Machine Translation Using Example-Based Machine Translation

Machine translation is one of the research areas under computational linguistics. Various methods have been proposed to automate the translation process. The thesis proposes a Machine Translation system for transaction from English to Malayalam language. The translation system is based on Example Based Machine Translation (EBMT) approach. The input to the translation system is English sentence and the corresponding Malayalam sentence is generated as output. Example Based machine translation is based on the idea of reusing the already translated examples.

Introduction

Natural-language processing (NLP) is an area of computer science and artificial intelligence concerned with the interactions between computers and human languages, in particular how to program computers to fruitfully process large amounts of natural language data. Challenges in natural-language processing frequently involve speech recognition, natural-language understanding, and natural-language generation. The advent of the World Wide Web has greatly increased the demand for software that process text of all kinds. Over the last ten years, Internet publishing has become a common place activity for private individuals, commercial enterprises, and government organization, as well as traditional media companies. Mobile information accessories such as laptop, cellular phones and personal digital assistance, have become ubiquitous, supporting instant messaging.

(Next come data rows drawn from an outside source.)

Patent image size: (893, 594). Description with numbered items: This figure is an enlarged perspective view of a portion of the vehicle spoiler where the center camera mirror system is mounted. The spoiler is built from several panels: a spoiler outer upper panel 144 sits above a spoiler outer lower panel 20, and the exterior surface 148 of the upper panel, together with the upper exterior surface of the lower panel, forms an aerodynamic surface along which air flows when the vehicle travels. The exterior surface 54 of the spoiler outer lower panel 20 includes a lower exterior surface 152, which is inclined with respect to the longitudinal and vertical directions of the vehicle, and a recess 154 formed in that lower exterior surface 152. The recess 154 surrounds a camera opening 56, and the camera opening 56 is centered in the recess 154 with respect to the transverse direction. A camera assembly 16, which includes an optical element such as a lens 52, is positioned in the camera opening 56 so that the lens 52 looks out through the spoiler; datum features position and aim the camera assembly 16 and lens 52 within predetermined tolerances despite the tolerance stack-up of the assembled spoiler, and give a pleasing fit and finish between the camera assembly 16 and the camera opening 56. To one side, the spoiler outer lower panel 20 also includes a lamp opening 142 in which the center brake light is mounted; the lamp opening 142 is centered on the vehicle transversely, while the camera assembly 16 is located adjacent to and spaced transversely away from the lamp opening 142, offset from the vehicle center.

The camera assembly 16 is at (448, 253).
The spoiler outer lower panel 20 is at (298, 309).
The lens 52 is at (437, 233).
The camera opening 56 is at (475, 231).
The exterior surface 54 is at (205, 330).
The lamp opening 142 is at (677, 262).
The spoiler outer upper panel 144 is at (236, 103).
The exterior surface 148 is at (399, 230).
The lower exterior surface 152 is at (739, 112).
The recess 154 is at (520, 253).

The language is a powerful medium for the communication that conveys the ideas and expression of the human mind. There are more than 5000 languages in the world for the communication. To know all these languages are not a solution for problems due to the language barrier in communication. In this multilingual world with the huge amount of information exchanged between various regions and in different languages in digitized format, it has become necessary to find an automated process to convert from one language to another. Natural Language Processing (NLP) is one of the hot area of research that explores how computers can be utilize to understand and manipulate natural language text or speech. There are many applications of NLP such as machine translation, cross language information retrieval (CLIR), speech recognition, and artificial intelligence and so on. Natural language processing is an ongoing challenging and complex research topic. Machine Translation is the process of enabling a computer to translate sentences from one language to another.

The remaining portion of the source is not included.